Wednesday, May 11, 2005

Go, Kinky, Go!

Kinky Friedman stopped in Houston today to promote his campaign for Governor of Texas. I can't make up my mind which bumper sticker to get, "How hard can it be?" or "Why the Hell Not?" Hell, why not both?

Stupid Yankee Revisionists!

Remember the REAL Alamo!!!

Nickelodeon, the children's cable network that birthed SpongeBob onto us, had a PSA-type short TV spot last month, in which they claimed the Battle of the Alamo and the Texas Revolution was about slavery! When they ran their story by an Alamo historian, he warned them of their one-sidedness and inaccuracies, but they ran the story as is anyway. World Net Daily has the script of the whole piece on their site. Damn, I've seen better Texas history lessons on the back of a knife package! Makes me glad I don't have cable TV, but when I do, I'll demand the cable company remove it from my service.
I suppose we shouldn't be too surprised, since Nick has Uberliberal Linda Ellerbee as their main "news" commentator.
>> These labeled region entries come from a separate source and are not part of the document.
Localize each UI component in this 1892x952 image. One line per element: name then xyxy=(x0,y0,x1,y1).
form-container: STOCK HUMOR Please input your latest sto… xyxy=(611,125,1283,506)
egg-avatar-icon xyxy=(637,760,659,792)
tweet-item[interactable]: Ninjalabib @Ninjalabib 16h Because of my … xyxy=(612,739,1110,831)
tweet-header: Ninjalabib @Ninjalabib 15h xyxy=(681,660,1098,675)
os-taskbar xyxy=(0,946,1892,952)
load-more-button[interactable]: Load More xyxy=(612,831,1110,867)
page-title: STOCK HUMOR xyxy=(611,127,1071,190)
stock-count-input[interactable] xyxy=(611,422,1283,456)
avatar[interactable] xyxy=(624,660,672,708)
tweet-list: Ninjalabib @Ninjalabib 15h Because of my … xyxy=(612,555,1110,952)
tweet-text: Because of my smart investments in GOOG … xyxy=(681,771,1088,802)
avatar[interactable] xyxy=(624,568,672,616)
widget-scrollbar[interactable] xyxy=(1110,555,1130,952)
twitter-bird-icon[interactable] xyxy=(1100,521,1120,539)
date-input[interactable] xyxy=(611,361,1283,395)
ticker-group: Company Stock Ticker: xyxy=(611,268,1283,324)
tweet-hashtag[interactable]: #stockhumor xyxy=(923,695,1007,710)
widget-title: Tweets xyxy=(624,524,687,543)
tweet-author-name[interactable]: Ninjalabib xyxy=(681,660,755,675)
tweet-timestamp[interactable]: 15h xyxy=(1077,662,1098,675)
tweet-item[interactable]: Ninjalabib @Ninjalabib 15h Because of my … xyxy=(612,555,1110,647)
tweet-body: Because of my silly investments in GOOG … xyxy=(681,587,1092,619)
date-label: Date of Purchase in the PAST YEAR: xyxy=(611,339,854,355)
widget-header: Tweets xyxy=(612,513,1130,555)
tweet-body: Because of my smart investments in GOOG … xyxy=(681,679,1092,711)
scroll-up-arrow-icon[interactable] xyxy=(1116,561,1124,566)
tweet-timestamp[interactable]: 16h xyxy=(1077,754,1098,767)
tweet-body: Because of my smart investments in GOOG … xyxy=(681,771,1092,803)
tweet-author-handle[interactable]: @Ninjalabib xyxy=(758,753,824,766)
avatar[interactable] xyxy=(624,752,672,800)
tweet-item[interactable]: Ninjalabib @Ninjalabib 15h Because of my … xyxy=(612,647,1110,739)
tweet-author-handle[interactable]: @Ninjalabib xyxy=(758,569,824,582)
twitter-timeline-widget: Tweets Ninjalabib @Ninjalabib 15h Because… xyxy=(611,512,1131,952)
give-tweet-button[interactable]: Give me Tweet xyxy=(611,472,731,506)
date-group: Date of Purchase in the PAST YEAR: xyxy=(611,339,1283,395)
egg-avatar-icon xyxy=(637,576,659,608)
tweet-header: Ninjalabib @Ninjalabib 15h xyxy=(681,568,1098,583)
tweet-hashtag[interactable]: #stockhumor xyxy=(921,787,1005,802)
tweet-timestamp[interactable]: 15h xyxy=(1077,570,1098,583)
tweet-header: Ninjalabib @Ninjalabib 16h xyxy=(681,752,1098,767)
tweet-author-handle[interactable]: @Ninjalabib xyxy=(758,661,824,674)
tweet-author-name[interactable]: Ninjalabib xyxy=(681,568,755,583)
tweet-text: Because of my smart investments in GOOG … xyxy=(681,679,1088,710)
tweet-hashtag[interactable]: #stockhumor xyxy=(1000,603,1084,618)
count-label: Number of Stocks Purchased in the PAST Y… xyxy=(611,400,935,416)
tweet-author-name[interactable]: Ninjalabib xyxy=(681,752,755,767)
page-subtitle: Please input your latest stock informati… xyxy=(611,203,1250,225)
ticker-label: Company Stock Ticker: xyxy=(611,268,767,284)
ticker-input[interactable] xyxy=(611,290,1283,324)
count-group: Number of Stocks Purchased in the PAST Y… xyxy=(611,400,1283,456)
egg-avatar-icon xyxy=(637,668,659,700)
Hat tip to Michelle Malkin, via LST.

Sunday, May 08, 2005

For my Wife

I suppose this is kinda a Mother's Day gift, even tho all our "kids" are furry or feathered:
I want to be Stitch when I grow up.
I love you.

FYI For anybody else reading this, my wife's a big fan of Lilo and Stitch.

Saturday, May 07, 2005

The World's Smallest Political Quiz

The World's Smallest Political Quiz
Go and see where you truly are on the political scale. There's more to politics than just the Left/Right scale that you (may have) learned in school. This shows why Nazis and Socialists aren't polar opposites, but instead are practically kissing cousins.
Back to the Quiz: They've changed the questions some since I last took it, I guess to keep up with the times; in changing their questions, my answers did too, along with my score. I went from a Centrist (60%/60%) to Libertarian(70%/70%). Foo, just when I'd found a radio show host that summed up what it means to be a Centrist:
"... (W)e want the Republicans out of our bedroom and the Democrats out of our wallet and both out of our First and Second Amendment rights."
Sadly, the only way I can listen to his show is by being online during the broadcasts, and most days I'm at my second job(s)at that time, very, very far away from a computer.

Sunday, May 01, 2005

Texas' new Official State Upside-the-Head Whacker:

The cast iron skillet!
Because I think our "representatives" have too damned much free time on their hands, if they can vote on things like "official" state symbols like the state pastry (sopapilla and strudel) and dog breed (the Blue Lacy?!?)(why not Mixed, 'cause that's what I see everywhere!). Oh, wait, they've already chosen the Dutch oven as the official state cooking implement. Nuts to all of them! (BTW, the pecan is the state health nut, along with the pecan tree as the state tree.)

UPDATE: The Lone Star Times has a more thorough critique of the Legislature's activities.